Gas Alam Jadi Kunci Pasokan Energi untuk Pusat Data AI yang Semakin Besar
Finansial
Investasi dan Pasar Modal
30 Mei 2025
188 dibaca
1 menit
Rangkuman 15 Detik
Permintaan energi dari pusat data AI sedang meningkat secara signifikan.
Integrasi gas alam dengan sumber energi terbarukan dapat membantu mencapai tujuan keberlanjutan.

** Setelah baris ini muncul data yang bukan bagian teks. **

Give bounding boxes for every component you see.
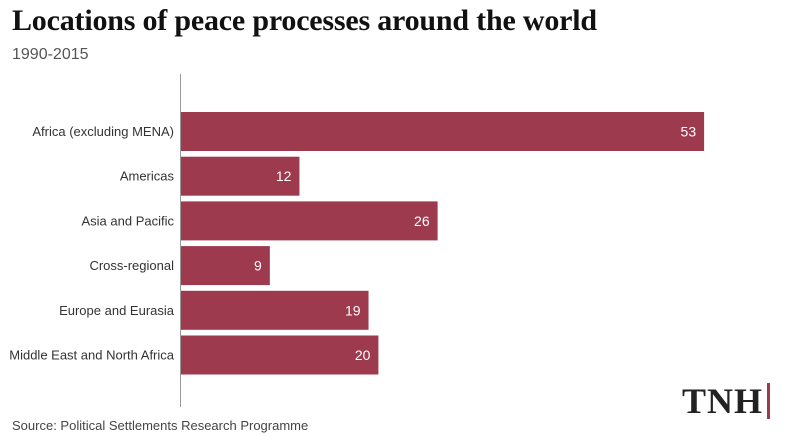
category-label-4: Europe and Eurasia (59, 303, 175, 318)
category-labels: Africa (excluding MENA) Americas Asia and … (9, 124, 175, 363)
logo-text: TNH (681, 381, 763, 421)
category-label-5: Middle East and North Africa (9, 348, 175, 363)
chart-subtitle: 1990-2015 (12, 46, 89, 63)
value-label-1: 12 (276, 168, 292, 184)
category-label-2: Asia and Pacific (82, 213, 175, 228)
value-label-0: 53 (681, 124, 697, 140)
value-label-4: 19 (345, 302, 361, 318)
bar-0 (181, 112, 705, 151)
bar-3 (181, 246, 270, 286)
category-label-1: Americas (120, 169, 175, 184)
value-label-5: 20 (355, 347, 371, 363)
source-note: Source: Political Settlements Research P… (12, 418, 309, 433)
value-label-2: 26 (414, 213, 430, 229)
category-label-0: Africa (excluding MENA) (32, 124, 174, 139)
logo-accent-bar (767, 383, 770, 419)
category-label-3: Cross-regional (89, 258, 174, 273)
bars-group (181, 112, 705, 375)
bar-2 (181, 201, 438, 241)
bar-1 (181, 156, 300, 196)
value-labels: 53 12 26 9 19 20 (254, 124, 696, 364)
value-label-3: 9 (254, 258, 262, 274)
bar-5 (181, 335, 379, 375)
chart-title: Locations of peace processes around the … (12, 4, 597, 37)
tnh-logo: TNH (682, 380, 770, 422)
bar-4 (181, 290, 369, 330)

Perusahaan energi seperti The Williams Companies, Enbridge, dan Kinder Morgan sedang mempersiapkan diri untuk memenuhi kebutuhan energi ini.
Perkembangan pesat di bidang kecerdasan buatan (AI) membuat pusat data memerlukan listrik yang sangat besar untuk menjalankan operasi mereka. Proses penghitungannya yang kompleks membutuhkan prosesor canggih dan penyimpanan data yang cepat, sehingga konsumsi energi meningkat drastis.
Selain penggunaan energi untuk komputasi dan penyimpanan, pusat data juga butuh sistem pendingin yang kuat agar perangkat keras tidak mudah rusak akibat panas berlebih. Ini semakin menambah kebutuhan listrik secara keseluruhan.
Karena kebutuhan listrik yang besar tersebut, penyedia listrik dan perusahaan energi fokus pada pengembangan pembangkit listrik berbasis gas alam. Gas alam dianggap sebagai sumber energi yang andal dan efisien, juga bisa berintegrasi dengan energi terbarukan untuk menjaga keseimbangan keberlanjutan dan efisiensi.
Perusahaan gas alam besar seperti The Williams Companies, Enbridge, dan Kinder Morgan memanfaatkan peluang ini dengan memperluas jaringan pipa dan proyek pembangkit listrik untuk memenuhi kebutuhan energi pusat data AI yang terus meningkat.
Tren ini diperkirakan akan terus berlanjut, membuka peluang investasi besar di sektor energi dan infrastruktur gas alam. Hal ini menunjukkan bahwa gas alam akan menjadi tulang punggung pasokan energi bagi pusat data AI di masa depan.